Results for the 2012 fiscal first quarter (ended June 30th) were impressive. Revenues climbed 32% with earnings per share soaring 57% to $1.90 versus $1.21 for same period last year. A 19% gain in comparable store sales was also notable, reflecting growth in all of the company’s brands.
The recent decline in cotton prices should provide some margin relief. Foreign expansion is a lucrative growth opportunity for the company. Foreign revenues made up 33% of the company’s fiscal year 2011 revenues. The company’s goal is to increase European and Asian sales to about 66% of total revenues in the future.
For fiscal year 2012, analysts project 19% growth in revenues driven by expansion in recently developed product lines and growth initiatives in the Asian region.
Quantum Corp (NYSE:QTM)
As of August 3rd 2011, this stock makes up 0.52% of the portfolio. In the second quarter, 147,885 shares were purchased. With the stock currently trading at $1.86, Quantum is selling at 15.3 times its current earnings and at book value, making it cheaper against EMC Corp (NYSE:EMC) – 21.4 times current earnings and 2.6 times book value.
Fiscal fourth quarter results were marginally better than the same period last year but lower on a sequential basis. Management also provided earnings guidance in line with analyst estimates. Of concern is Quantum’s ability to increase market share. Fifty five percent of its revenues are derived from tape automation systems, which are nearing the end of their life cycle.
To counter this, Quantum recently bought Pancetra, a virtual data protection company. Standard and Poor's recently upgraded its outlook on the company citing the company’s ongoing debt reduction initiatives as the reason.
Target Corp (NYSE:TGT)
As of June 30th 2011, this stock makes up 0.36% of the portfolio. In the second quarter, 543,900 shares were purchased at an average price of $48.97.

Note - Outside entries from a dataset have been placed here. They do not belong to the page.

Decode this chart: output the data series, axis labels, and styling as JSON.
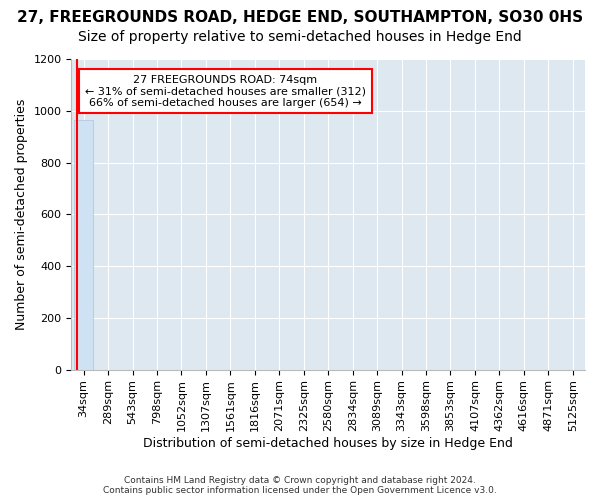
{
  "title": "27, FREEGROUNDS ROAD, HEDGE END, SOUTHAMPTON, SO30 0HS",
  "subtitle": "Size of property relative to semi-detached houses in Hedge End",
  "xlabel": "Distribution of semi-detached houses by size in Hedge End",
  "ylabel": "Number of semi-detached properties",
  "bar_color": "#cfe2f3",
  "bar_edge_color": "#aac4de",
  "bins": [
    "34sqm",
    "289sqm",
    "543sqm",
    "798sqm",
    "1052sqm",
    "1307sqm",
    "1561sqm",
    "1816sqm",
    "2071sqm",
    "2325sqm",
    "2580sqm",
    "2834sqm",
    "3089sqm",
    "3343sqm",
    "3598sqm",
    "3853sqm",
    "4107sqm",
    "4362sqm",
    "4616sqm",
    "4871sqm",
    "5125sqm"
  ],
  "values": [
    966,
    0,
    0,
    0,
    0,
    0,
    0,
    0,
    0,
    0,
    0,
    0,
    0,
    0,
    0,
    0,
    0,
    0,
    0,
    0,
    0
  ],
  "ylim": [
    0,
    1200
  ],
  "yticks": [
    0,
    200,
    400,
    600,
    800,
    1000,
    1200
  ],
  "annotation_text_line1": "27 FREEGROUNDS ROAD: 74sqm",
  "annotation_text_line2": "← 31% of semi-detached houses are smaller (312)",
  "annotation_text_line3": "66% of semi-detached houses are larger (654) →",
  "background_color": "#dde8f0",
  "grid_color": "#ffffff",
  "footer": "Contains HM Land Registry data © Crown copyright and database right 2024.\nContains public sector information licensed under the Open Government Licence v3.0.",
  "title_fontsize": 11,
  "subtitle_fontsize": 10,
  "axis_label_fontsize": 9,
  "tick_fontsize": 8
}
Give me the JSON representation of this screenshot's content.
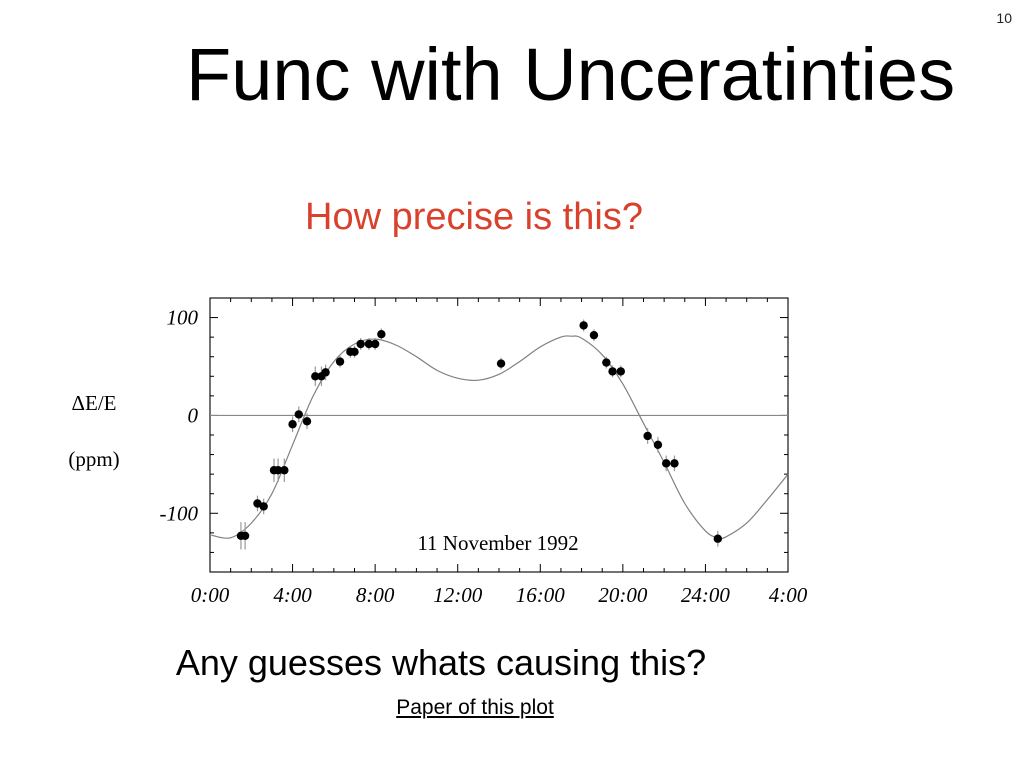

The stock currently sells at $51. Target is valued at 12.1 times current earnings, 2.2 times price to book and a 2% dividend yield, roughly on par with Wal-Mart (NYSE:WMT) 12.1 times earnings, 2.6 times book value and a 2.6 % dividend yield, and cheaper than Dollar Tree (NASDAQ:DLTR) 20.3 times earnings,5.7 times book value and no dividend yield.
Target is planning to open between 125 to 150 stores in Canada by 2014. Going forward, earnings are expected to stay flat or improve slightly due to growing sales of low margin goods, increased usage of the company’s REDcard which offers a 5% discount and costs associated with the Canadian expansion.
On the domestic front, 384 stores are to be remodeled to the PFresh format which stocks fresh foods. It’s a good move considering that sales have increased 6% versus same store sales increase of 3% so far for 2011. Taking into account share buybacks, analysts estimate full year earnings to increase 6% to $4.25 per share.
Disclosure: I have no positions in any stocks mentioned, and no plans to initiate any positions within the next 72 hours.